Some of the books that are of special interest to students include a signed copy of John F. Kennedy’s “Profiles of Courage”, a hieroglyphic stone, an original Spanish choir book from the 1500s and a Spanish prayer book written in 14 karat gold ink.
These books are so guarded that an invisibility cloak wouldn’t even allow you to gain access.
The books are accessible to students, but appointment is necessary. Students are not able to check the books out, but a secretary will retrieve whatever book the student wants to use.
And don’t even think about bringing a backpack, raincoat, food, drink or ink pens.
Behind a locked door, in locked cabinets, accessible by appointment and under supervision — Why are these books so heavily protected?
After being released from prison in 1995, the thief sent a letter to Creighton’s librarians threatening to come to Creighton and retrieve his contraband. Before the letter, there was no security system. The librarians have been given photos to identify the thief if he follows through on his threat.
Other than the stolen books, the collection is mostly comprised of donated material, books that faculty write, anything about the Creighton family and old Bibles.
Although Gibson and Payne both mentioned that students don’t often need or use the material for projects, it is worth checking out, if only because of how cool the actual room is.
It smells like old books and looks straight out of a movie.

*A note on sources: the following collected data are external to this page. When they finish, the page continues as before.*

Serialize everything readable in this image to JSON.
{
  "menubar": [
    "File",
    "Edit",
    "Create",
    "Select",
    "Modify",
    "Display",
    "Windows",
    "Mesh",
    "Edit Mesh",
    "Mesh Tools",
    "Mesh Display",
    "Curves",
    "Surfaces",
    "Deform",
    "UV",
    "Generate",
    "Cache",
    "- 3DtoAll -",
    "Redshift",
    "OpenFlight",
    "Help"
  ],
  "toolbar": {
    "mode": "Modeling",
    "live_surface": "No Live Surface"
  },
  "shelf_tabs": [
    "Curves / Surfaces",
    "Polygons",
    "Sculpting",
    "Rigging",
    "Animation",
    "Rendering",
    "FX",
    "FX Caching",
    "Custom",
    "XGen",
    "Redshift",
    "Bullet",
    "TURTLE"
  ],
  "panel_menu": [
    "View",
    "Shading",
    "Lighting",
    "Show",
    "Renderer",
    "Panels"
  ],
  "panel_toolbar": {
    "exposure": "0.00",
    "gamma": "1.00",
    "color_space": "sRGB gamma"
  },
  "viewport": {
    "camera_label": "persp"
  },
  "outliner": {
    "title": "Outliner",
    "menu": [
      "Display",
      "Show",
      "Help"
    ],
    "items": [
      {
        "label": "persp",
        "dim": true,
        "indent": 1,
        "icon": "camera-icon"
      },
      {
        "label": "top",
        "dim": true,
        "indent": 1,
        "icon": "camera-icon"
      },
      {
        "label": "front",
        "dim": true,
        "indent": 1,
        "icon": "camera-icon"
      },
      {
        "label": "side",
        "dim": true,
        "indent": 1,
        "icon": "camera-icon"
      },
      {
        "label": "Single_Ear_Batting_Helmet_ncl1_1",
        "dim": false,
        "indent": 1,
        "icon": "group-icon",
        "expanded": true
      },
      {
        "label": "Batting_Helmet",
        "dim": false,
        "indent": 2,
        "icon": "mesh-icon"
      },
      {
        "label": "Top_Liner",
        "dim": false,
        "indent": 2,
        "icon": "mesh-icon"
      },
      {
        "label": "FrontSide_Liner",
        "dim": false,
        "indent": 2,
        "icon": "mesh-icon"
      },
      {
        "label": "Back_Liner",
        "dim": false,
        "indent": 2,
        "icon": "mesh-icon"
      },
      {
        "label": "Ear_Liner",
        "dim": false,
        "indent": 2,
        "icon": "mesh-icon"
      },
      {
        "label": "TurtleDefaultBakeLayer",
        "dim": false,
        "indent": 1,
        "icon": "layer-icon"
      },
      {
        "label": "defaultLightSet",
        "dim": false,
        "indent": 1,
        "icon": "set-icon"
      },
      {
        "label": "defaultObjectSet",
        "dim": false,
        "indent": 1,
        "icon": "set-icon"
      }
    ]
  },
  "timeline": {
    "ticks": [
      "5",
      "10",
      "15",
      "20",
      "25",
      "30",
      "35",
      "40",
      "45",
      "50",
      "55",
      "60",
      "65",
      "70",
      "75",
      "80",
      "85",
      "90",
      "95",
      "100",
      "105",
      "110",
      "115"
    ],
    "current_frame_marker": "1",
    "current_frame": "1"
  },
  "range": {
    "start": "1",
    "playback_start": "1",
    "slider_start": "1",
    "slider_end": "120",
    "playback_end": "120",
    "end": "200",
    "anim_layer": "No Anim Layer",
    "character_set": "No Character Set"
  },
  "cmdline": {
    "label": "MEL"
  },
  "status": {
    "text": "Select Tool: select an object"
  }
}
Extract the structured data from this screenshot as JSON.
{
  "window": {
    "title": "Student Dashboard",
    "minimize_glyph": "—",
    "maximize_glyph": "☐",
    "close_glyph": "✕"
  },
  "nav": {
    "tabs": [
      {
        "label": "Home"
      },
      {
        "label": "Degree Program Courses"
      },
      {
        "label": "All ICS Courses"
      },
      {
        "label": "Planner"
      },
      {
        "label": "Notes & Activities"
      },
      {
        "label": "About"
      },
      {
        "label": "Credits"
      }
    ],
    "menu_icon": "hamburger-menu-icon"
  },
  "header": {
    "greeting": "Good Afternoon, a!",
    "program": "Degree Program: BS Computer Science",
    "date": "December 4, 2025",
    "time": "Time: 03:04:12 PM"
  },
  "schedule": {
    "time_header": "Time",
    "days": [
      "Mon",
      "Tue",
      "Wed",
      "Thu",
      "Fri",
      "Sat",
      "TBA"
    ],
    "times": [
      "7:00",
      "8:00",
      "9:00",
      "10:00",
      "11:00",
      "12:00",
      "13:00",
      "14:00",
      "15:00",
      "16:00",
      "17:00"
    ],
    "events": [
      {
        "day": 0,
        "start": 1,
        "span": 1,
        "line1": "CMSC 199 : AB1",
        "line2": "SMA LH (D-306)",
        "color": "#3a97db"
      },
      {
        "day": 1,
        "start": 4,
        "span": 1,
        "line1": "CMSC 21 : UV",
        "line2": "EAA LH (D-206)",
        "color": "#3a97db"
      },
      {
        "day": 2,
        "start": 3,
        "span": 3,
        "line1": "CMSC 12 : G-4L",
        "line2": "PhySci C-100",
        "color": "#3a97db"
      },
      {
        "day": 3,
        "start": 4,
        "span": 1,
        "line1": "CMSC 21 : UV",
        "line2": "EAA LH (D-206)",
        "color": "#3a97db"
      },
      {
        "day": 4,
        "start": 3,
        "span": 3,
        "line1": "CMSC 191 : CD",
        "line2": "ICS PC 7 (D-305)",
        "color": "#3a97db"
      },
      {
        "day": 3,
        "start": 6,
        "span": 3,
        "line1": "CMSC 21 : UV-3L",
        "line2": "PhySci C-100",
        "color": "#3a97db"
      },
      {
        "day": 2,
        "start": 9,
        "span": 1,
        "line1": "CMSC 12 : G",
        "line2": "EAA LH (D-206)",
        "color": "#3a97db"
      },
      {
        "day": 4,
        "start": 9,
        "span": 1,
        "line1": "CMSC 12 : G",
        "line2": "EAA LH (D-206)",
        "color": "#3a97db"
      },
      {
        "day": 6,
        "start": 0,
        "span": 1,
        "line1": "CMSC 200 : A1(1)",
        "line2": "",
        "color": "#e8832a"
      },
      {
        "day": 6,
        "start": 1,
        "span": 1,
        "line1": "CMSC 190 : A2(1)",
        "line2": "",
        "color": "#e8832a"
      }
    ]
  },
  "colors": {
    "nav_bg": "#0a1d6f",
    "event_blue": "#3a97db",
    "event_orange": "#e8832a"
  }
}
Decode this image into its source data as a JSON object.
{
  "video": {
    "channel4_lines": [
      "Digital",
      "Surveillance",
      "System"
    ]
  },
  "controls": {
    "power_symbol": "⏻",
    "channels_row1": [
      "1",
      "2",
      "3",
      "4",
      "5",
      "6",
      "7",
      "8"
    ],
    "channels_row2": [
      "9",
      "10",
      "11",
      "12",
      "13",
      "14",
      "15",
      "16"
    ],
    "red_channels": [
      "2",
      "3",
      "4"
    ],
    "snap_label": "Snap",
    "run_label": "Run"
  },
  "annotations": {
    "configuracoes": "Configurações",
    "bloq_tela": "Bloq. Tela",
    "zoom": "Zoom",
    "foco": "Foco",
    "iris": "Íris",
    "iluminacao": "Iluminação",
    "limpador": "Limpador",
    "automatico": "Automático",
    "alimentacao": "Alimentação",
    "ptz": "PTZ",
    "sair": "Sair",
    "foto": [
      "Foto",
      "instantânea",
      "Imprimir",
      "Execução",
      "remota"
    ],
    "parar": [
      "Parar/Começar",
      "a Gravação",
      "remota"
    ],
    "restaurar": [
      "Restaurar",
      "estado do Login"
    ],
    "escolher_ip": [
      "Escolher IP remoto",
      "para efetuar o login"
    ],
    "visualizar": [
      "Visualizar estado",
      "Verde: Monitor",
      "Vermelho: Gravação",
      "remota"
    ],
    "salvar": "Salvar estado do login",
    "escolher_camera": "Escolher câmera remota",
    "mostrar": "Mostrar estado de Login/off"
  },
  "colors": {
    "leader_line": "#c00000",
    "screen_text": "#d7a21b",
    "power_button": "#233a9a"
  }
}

There are cool artifacts adorning the walls and a conference table where faculty members hold occasional meetings and interviews. All of the ancient-looking books are behind metal cabinets, the most fragile ones marked with pink ribbons.
It’s not particularly common for students to be able to use the material in the rare book room for research projects, but why not check it out?
“It’s here, we want people to know about it and we want people to use it,” Payne said.